The Share Festival will be hosted by the Museum of the Sciences, where visitors will be able to interact with the finalist works of the Share Prize, creating images with teir breaths through a dense powder [Ernesto Klar – Parallel Convergences]; while a neural network built using wood and ropes will simulate the processes of thought, even if it won’t have anything to say [Ralf Baecker – Rechnender Raum]. Then a cinetic sculpture modelling chaos through flying steel balls [Andreas Muxel – Connect] and an object constructed through a fan that will have pieces of paper floating in the air, and generating music through the action of the visitors’ hands [Francesco Meneghini-William Bottin – Sciame 1], while an army of mirrors will follow the public according to its own will [Random International / Chris O’Shea Audience]. In the meanwhile a classic net.art work will constantly grow creating evenrchanging patterns [Lia Proximity of needs].
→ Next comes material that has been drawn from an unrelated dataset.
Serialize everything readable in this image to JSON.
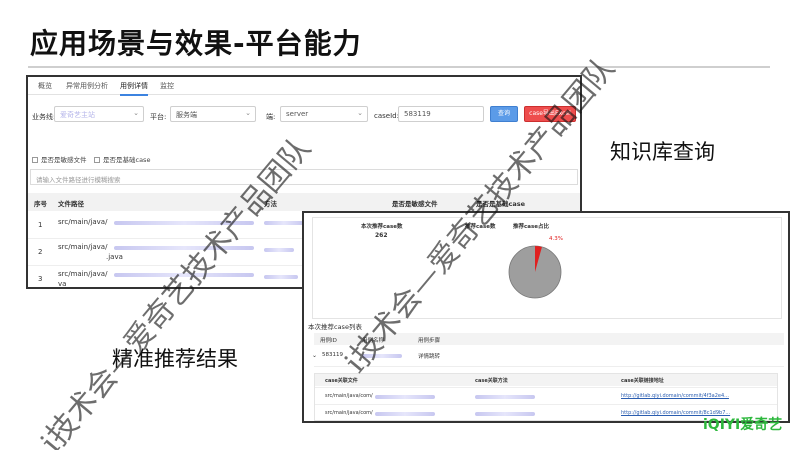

– Which are the perspectives that you imagine for the ToShare for the next months? What are the strategies and the tools that you will use to face the crisis?
The crisis is a lapse of time that highlights various aspects of our work because it requires an active response. But I don’t believe that anybody is ever ready enough to confront a crisis of such magnitude. Anyhow we are constantly on alert to the general changes, and challenges don’t frighten us.

We are studying several solutions mostly connected to networks of events and on project sharing with other realities. The network allows for actions that, previously, were logistically unthinkable and, thus, it redesigns the strategies from the bottom, turning them into networked strategies, open, horizontal and, as Ned Rossites says, organized.

We are trying to get the private sector involved, but I only see support mechanisms as being positive when they work through new ways of assuming culture, ways that are alternatives to the “invest and resell” used by many collectionists and enterpreneurs.

– Art constantly and explicitly moves towards being process-oriented: can a business model be a work of art?
Your question resembles a word trick or an act of magic that has the power to turn everything into art. That was the artistic mission of the avant-gardes wishing to transform the world into a work of art (fururism but also Bauhaus and De Stijl). But art, which ended with Duchamp, did not disappear. Rather, the opposite is true. Business has the power to transform the most desparate human activities into more business. And we already had the chance to see art transforming into business. Business is a process and art constantly grows in its open processual characterization rather that being formally complete.

Althought the objective of contemporary artits is often, since the artistic avant-guardes, to transform everything into art, art is not in everything and it is not in every process. A pantheistic vision of art, even if it can be cute, would miss the creative/artistic component that characterizes it.

Thus the question is not “what is art”, but “what is not art”.

Nevertheless, Andy Warhol – in the famous “Philosophy by Andy Warhol” (1975) – says: “Business art is the step that comes after art. I started as a commercial artist and I want to finish as a business artist. After doing a thing called ‘art’, or however you want to call it, i dedicated myself to business art. I want to be a art business man, or a business artist. Being good in business is the most fascinating kind of art. Making money is art and working is art and good business is the best art.“. Thus this question has to be asked to the artists. Who knows what would come out.